Orbital characteristics
- Semi-major axis: 19338000 km
- Eccentricity: 0.142
- Orbital period (sidereal): 1006.659 d
- Inclination: 158.5°
- Satellite of: Saturn
- Group: Norse group

Physical characteristics
- Mean diameter: 5+50% −30% km
- Synodic rotation period: 8.13±0.09 h
- Albedo: 0.06 (assumed)
- Spectral type: B–R = 1.10 ± 0.15
- Apparent magnitude: 24.2
- Absolute magnitude (H): 15.2

= Bergelmir (moon) =

Moon of Saturn

Bergelmir, or Saturn XXXVIII (provisional designation S/2004 S 15), is a natural satellite of Saturn. Its discovery was announced by Scott S. Sheppard, David C. Jewitt, Jan Kleyna, and Brian G. Marsden on May 4, 2005, from observations taken between December 12, 2004, and March 9, 2005.

Bergelmir is about 6 km in diameter, and orbits Saturn at an average distance of 19,338,000 km in 1006.659 days, at an inclination of 157° to the ecliptic (134° to Saturn's equator), in a retrograde direction and with an eccentricity of 0.152. Its rotation period is 8.13±0.09 hours.

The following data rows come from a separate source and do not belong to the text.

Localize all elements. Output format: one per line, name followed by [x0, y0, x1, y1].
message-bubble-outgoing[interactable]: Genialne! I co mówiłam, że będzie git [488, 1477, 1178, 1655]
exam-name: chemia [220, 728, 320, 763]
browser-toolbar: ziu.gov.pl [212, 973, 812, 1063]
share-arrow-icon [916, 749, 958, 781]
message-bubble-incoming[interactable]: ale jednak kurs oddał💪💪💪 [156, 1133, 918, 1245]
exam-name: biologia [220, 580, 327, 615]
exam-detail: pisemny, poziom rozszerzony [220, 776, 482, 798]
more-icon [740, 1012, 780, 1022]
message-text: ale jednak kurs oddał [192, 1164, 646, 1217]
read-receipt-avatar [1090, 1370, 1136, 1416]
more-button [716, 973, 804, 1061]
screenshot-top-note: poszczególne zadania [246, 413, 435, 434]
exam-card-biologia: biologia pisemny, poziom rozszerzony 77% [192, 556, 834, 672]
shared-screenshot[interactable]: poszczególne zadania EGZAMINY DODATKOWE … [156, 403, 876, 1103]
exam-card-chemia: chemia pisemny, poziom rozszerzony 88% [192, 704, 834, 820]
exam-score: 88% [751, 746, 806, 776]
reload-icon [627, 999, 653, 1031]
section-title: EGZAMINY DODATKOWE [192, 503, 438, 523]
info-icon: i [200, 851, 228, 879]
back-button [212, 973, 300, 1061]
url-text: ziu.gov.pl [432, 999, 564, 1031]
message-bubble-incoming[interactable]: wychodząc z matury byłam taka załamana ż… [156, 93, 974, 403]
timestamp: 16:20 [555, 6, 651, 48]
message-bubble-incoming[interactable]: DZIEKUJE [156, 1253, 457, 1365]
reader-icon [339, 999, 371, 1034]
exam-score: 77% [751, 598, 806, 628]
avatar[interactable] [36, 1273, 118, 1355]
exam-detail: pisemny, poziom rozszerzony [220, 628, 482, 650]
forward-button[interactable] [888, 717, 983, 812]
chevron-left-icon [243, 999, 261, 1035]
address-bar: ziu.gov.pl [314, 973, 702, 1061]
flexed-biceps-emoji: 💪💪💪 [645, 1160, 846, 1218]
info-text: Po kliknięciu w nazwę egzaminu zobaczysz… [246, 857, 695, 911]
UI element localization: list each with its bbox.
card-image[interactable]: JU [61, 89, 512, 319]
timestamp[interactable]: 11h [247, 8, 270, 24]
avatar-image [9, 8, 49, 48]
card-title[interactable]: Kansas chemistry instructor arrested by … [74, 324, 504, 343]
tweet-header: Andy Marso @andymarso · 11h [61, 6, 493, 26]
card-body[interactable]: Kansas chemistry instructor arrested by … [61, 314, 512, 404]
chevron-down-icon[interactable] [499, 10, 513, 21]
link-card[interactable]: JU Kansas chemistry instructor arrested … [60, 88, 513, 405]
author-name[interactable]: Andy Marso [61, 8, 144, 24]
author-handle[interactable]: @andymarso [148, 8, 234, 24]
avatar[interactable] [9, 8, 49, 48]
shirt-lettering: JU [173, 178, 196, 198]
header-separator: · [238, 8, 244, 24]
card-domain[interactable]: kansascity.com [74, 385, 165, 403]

It was named in April 2007 after Bergelmir, a giant from Norse mythology and the grandson of Ymir, the primordial giant. Bergelmir and his wife alone among their kind were the only survivors of the enormous deluge of blood from Ymir's wounds when he was killed by Odin and his brothers at the dawn of time. Bergelmir then became the progenitor of a new race of giants.